Care and place. The governance of spatial arrangements in health care
Department of Health Policy and Management, Erasmus University Rotterdam, email@example.com
Supervisor(s): Professor Roland Bal, Dr. Iris Wallenburg
Bachelor of Arts in Social Sciences, University College Roosevelt, 2008-2011
Research Master of Science in Cultural Anthropology, Utrecht University, 2011-2013
Fieldwork: BA level: 6 weeks in Italy, 2010
MSc level: 5 months in Italy and Bulgaria, 2012-2013
MSc thesis: Agency at Work: Bulgarian badanti migrant women in Italy, 2013
The thesis explores gender and agency in the case of Bulgarian care-giver migrants in Italy.
Care is often defined by place. We distinguish, for example, home care from hospital care. In addition, displacing care is seen as a solution for better care. Cancer care needs to be centralized; youth care needs to be decentralized, etc. Defining care by place and improving care by displacing care conflicts with the lives of patients. As long as care is defined by place, patients have to move. Moreover, as patients move, they become—or are made—responsible to coordinate the care they get at different places. Despite the clear connection between place and governance, the place and displacement of care is hardly studied empirically. Place is an obvious but hidden element of the governance of care.

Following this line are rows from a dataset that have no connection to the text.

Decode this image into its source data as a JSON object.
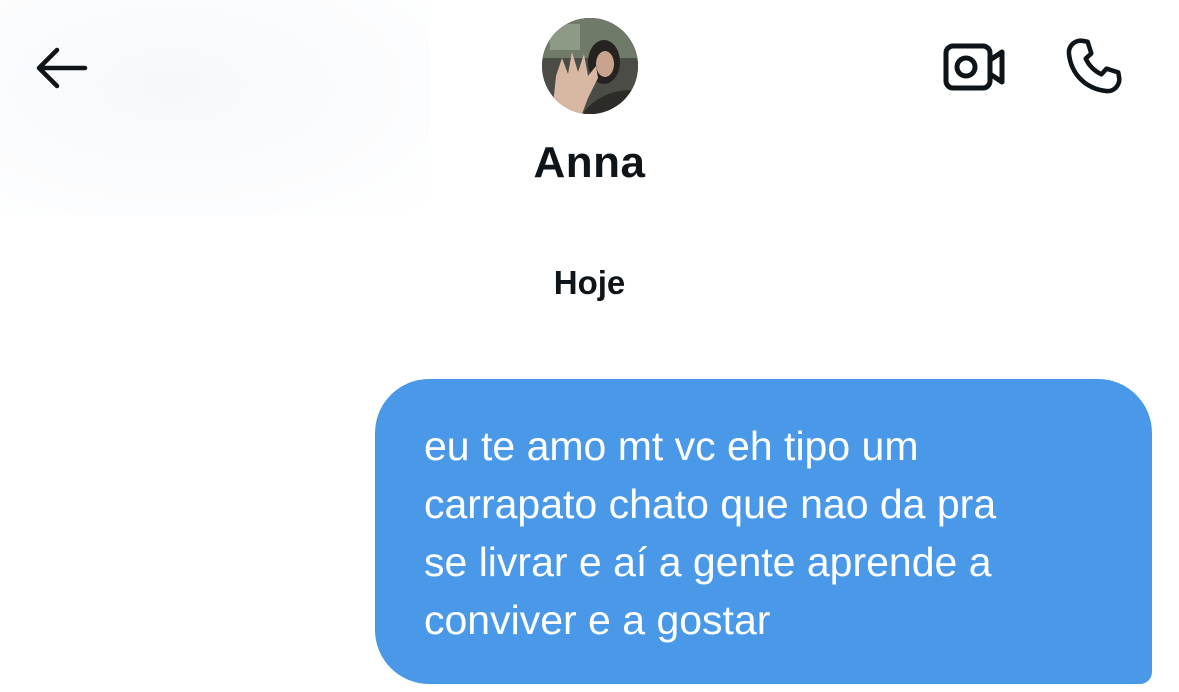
{
  "header": {
    "contact_name": "Anna",
    "back_icon": "arrow-left-icon",
    "video_icon": "video-camera-icon",
    "phone_icon": "phone-icon"
  },
  "conversation": {
    "date_label": "Hoje",
    "messages": [
      {
        "direction": "sent",
        "text": "eu te amo mt vc eh tipo um\ncarrapato chato que nao da pra\nse livrar e aí a gente aprende a\nconviver e a gostar"
      }
    ]
  },
  "colors": {
    "sent_bubble": "#4a99e9",
    "text_primary": "#0f1419",
    "icon": "#0f1419"
  }
}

This project focuses on the interaction between governance, care and place. Governance is defined as the coordination of collective behavior and expressed in different modes of coordination: compliance to rules, inclusion and exclusion of communities, negotiation with associations of organizations and optimizing demand and supply. All four coordination mechanisms—the state, the market, the professional and the association—undergo changes in the new spatial arrangements: the dissolution of the state into smaller (communities) and larger (international organizations) arrangements is most apparent, but so is the market, that comes to operate loose from state boundaries, but is also embedded in new governmental (local and international) arrangements. Hence, reshufflings of care leads to questions about who is governing, what is being governed and to what effects.
The concept of place is moreover in transition. Technologies, such as robotics and information technology promise an era of ‘placeless’ care, where radiologists in India can interpret digital scans for Western European patients, or surgeons in Boston can operate on patients all over the developed world. At the same time increased mobility of patients, professionals, knowledge, money and equipment has made it possible for specialized centres to arise all over the world. Sociological analyses of such development have shown however that ‘place’ is still important even in instances of ‘placeless care’. In fact, place multiplies as the place of health services and their use becomes detached, making it necessary to make new connections between disparate places. Place in such new phenomena becomes much more of an accomplishment rather than a given (Mort, Finch, and May 2009; Mort, May, and Williams 2003).
In this project we focus on place and displacement of care as a key property of good governance. The aim of the project is to examine the relation between ‘place’ and governance by describing (a) the ways in which place is used as an instrument for governance, and (b) the consequences of the displacement of care for governance.
The central question is: In what ways does place—especially relating to the displacement of care—matter for who is governing, what is being governed and to what effects?
We specify this question by the following sub questions:
• How do new spatial arrangements affect the ways in which incentives work out?
• How do new spatial arrangements set limits to the compliance to rules?
• How do new spatial arrangements enable values that include or exclude groups?
• How do new spatial arrangements affect the interdependencies within organizational networks and thereby change their negotiations?